A huge row is brewing in Laos, something that shouldn’t come as a surprise to anyone who has followed the merciless damming of the Mekong River over the past decade.
Vientiane, with the support of Bangkok, has announced it will construct a $3.5 billion dam at Xayaburi in a 1,260 MW hydropower project to be built by Thai construction company CH Karnchang. Thailand will buy 95 percent of the power produced by the project.
As a result, tensions between Laos and Vietnam – normally the closest of regional neighbours – are growing. Hanoi sees its farmers and fishermen in the lower Mekong Delta region as being directly affected by the project. The Cambodians are also unimpressed, environmentalists want the dam scrapped and Australia is being asked to take sides. Even the United States has chipped in with its thoughts.
The Mekong spans six countries with about 60 million people dependent upon the river for their livelihoods in Burma, Thailand, Laos and Cambodia. Their needs and environmental warnings have gone largely unheeded as dam construction along the Mekong shifts into high gear.
Since the Manwan Dam in China became the first in operation, in 1993, dozens of dams have been built or are planned for the Mekong River system, mainly in China and along tributaries in Vietnam. The Xayaburi Dam is the first of another 11 proposed hydropower developments on the lower Mekong River.

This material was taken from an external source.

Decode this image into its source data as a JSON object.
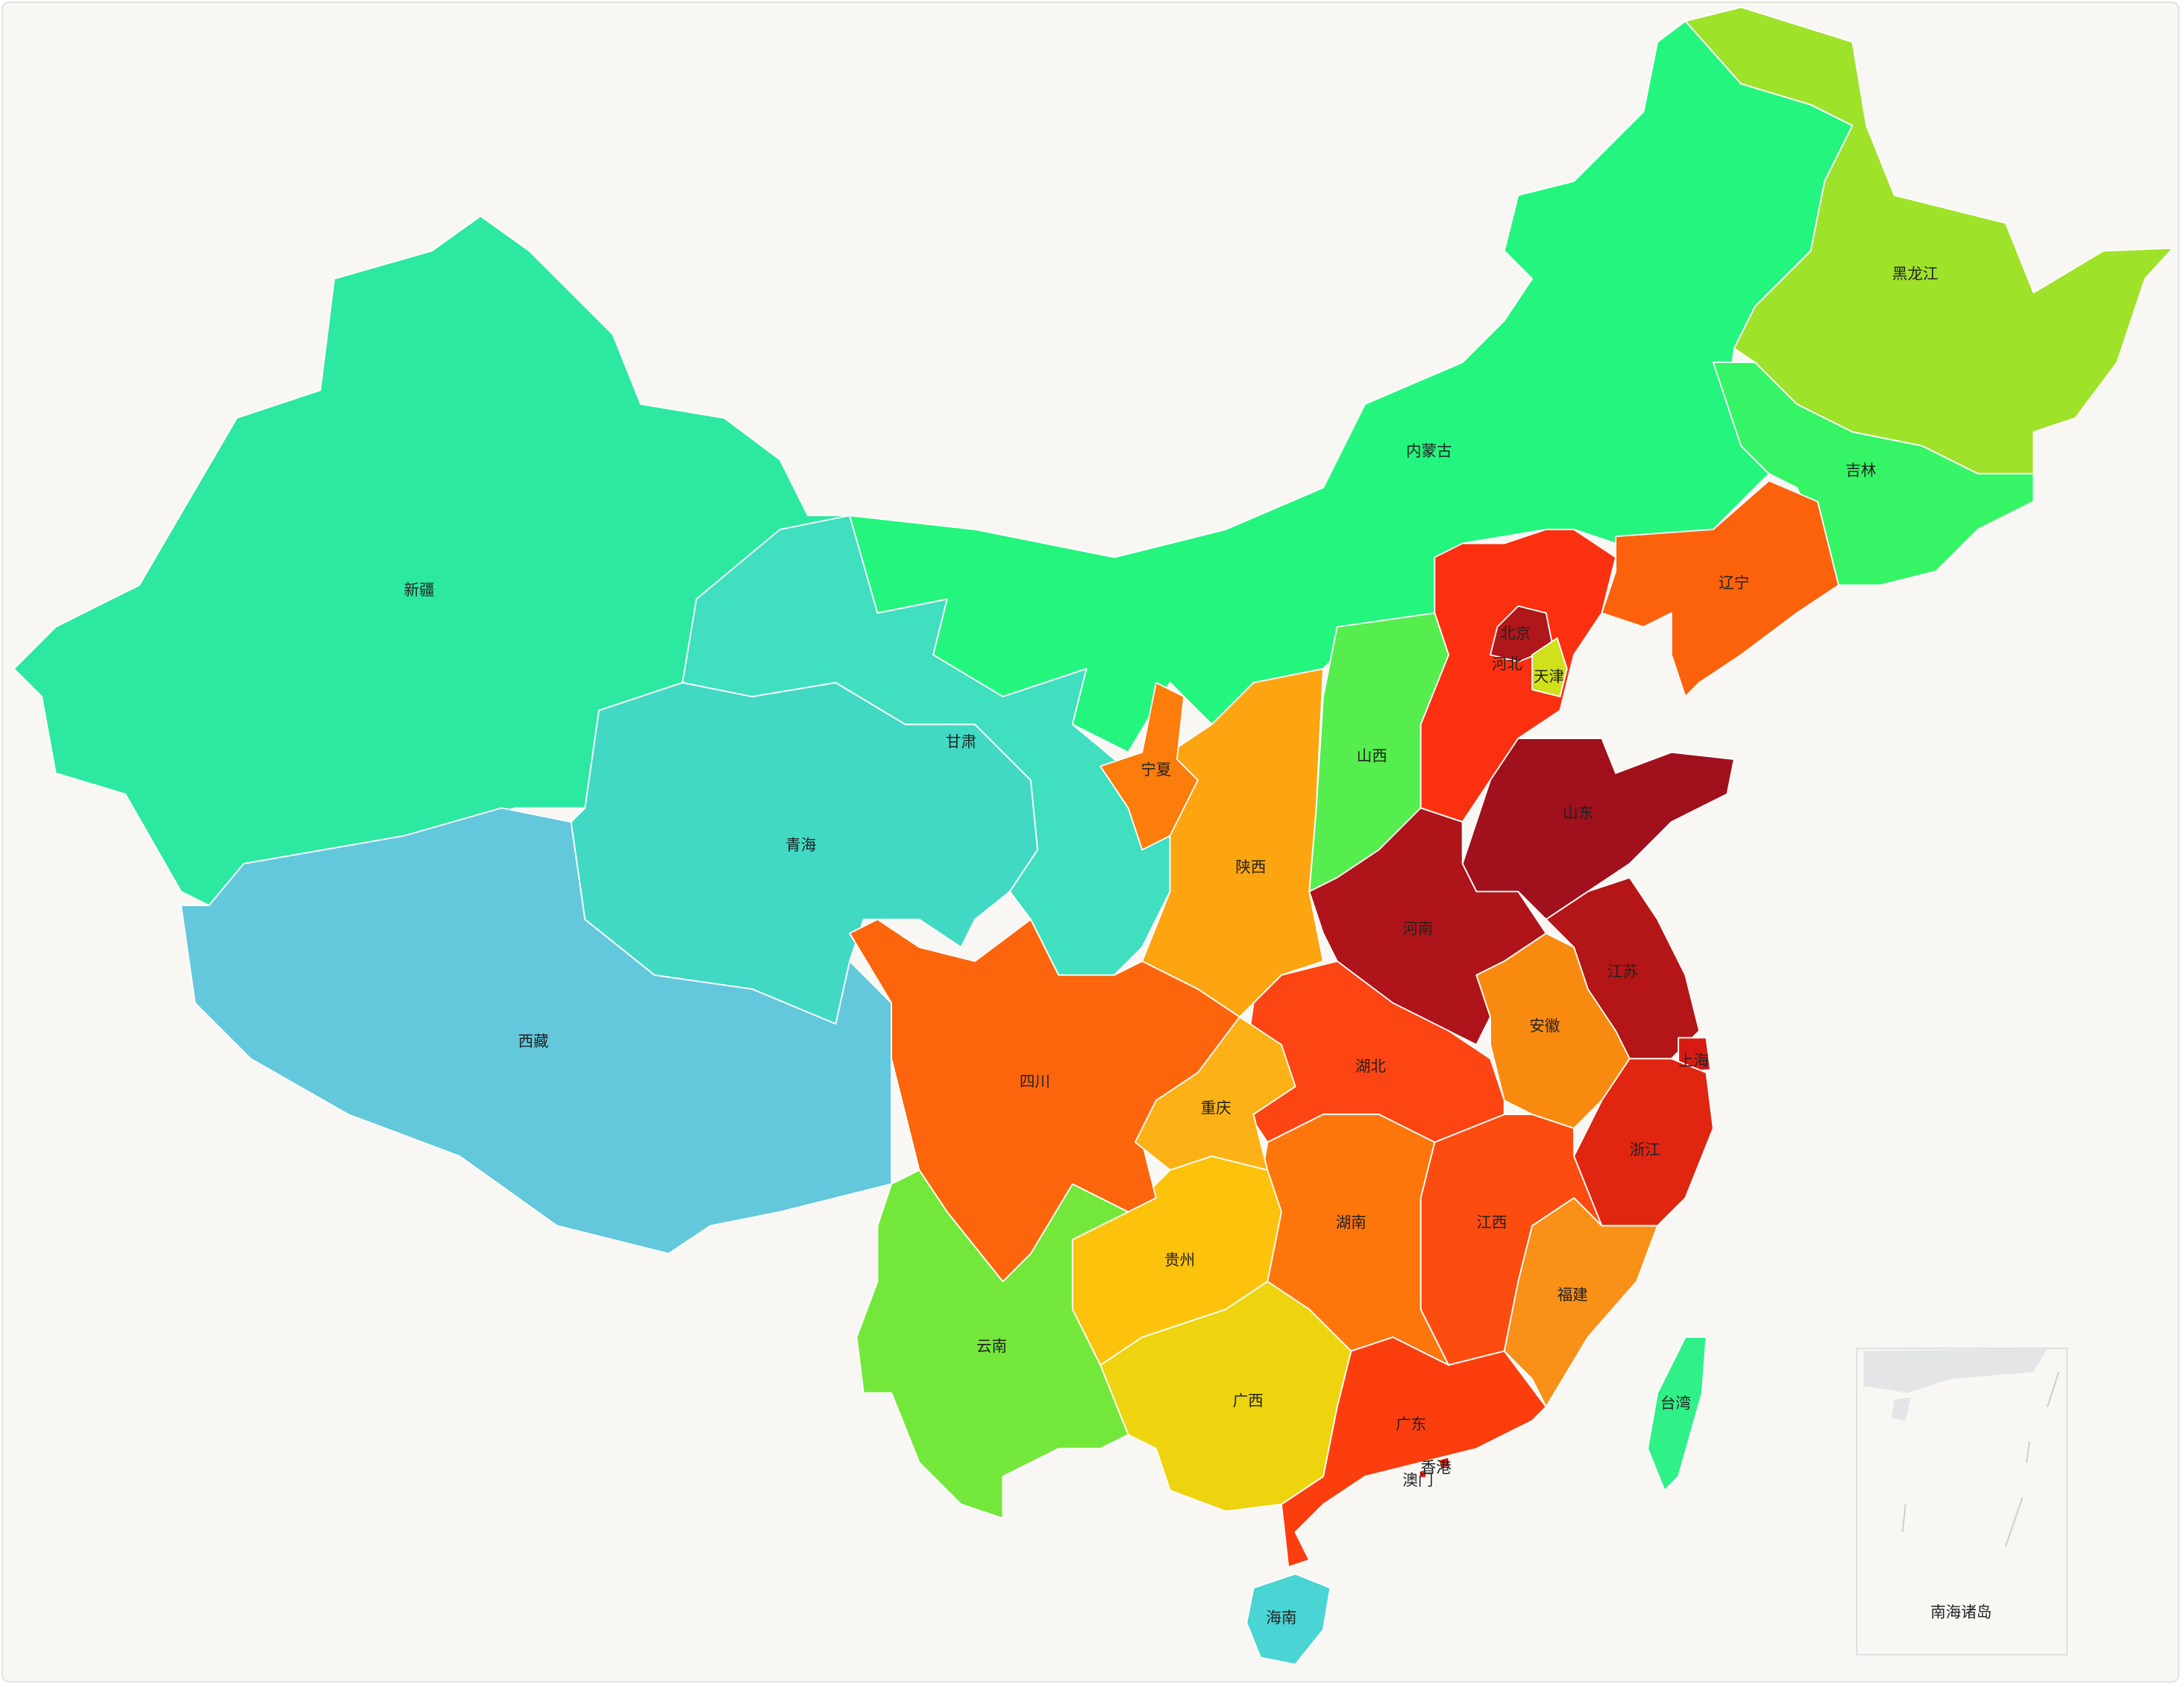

The World Wildlife Fund and International Rivers want the Xayaburi scrapped, calling it an environmental disaster that will alter the river’s patterns and impact fish catches.
Chinese dams have been blamed for droughts along the Mekong in recent years, with water shortages causing conflict within farming communities, particularly in Thailand, Cambodia, Laos and Vietnam.
Australia – a chief financial supporter of the Mekong River Commission (MRC) – has backed concerns by Vietnam and Cambodia over the project. Environmental groups are pressing Foreign Minister Kevin Rudd to pressure the MRC into declaring a suspensionon hydropower along the river.
The United States has also entered the fray, calling for a deferral of 10 years on any developments to allow for environmental impact studies to be undertaken.
Yet despite the political pressure from its neighbours, Washington and Canberra, Laos is unlikely to change its tune. There’s too much money at stake in a country that rates among the bottom of the heap on global poverty lists.
The deal was signed off in 2007 and the Laos government argues all the correct boxes regarding legal and environmental issues have been ticked. Thai banks and corporations, meanwhile, are stumping up the money and Vientiane won’t hesitate in trotting out the line popular among members of the Association of Southeast Asian Nations: At the end of the day, it’s simply none of their business.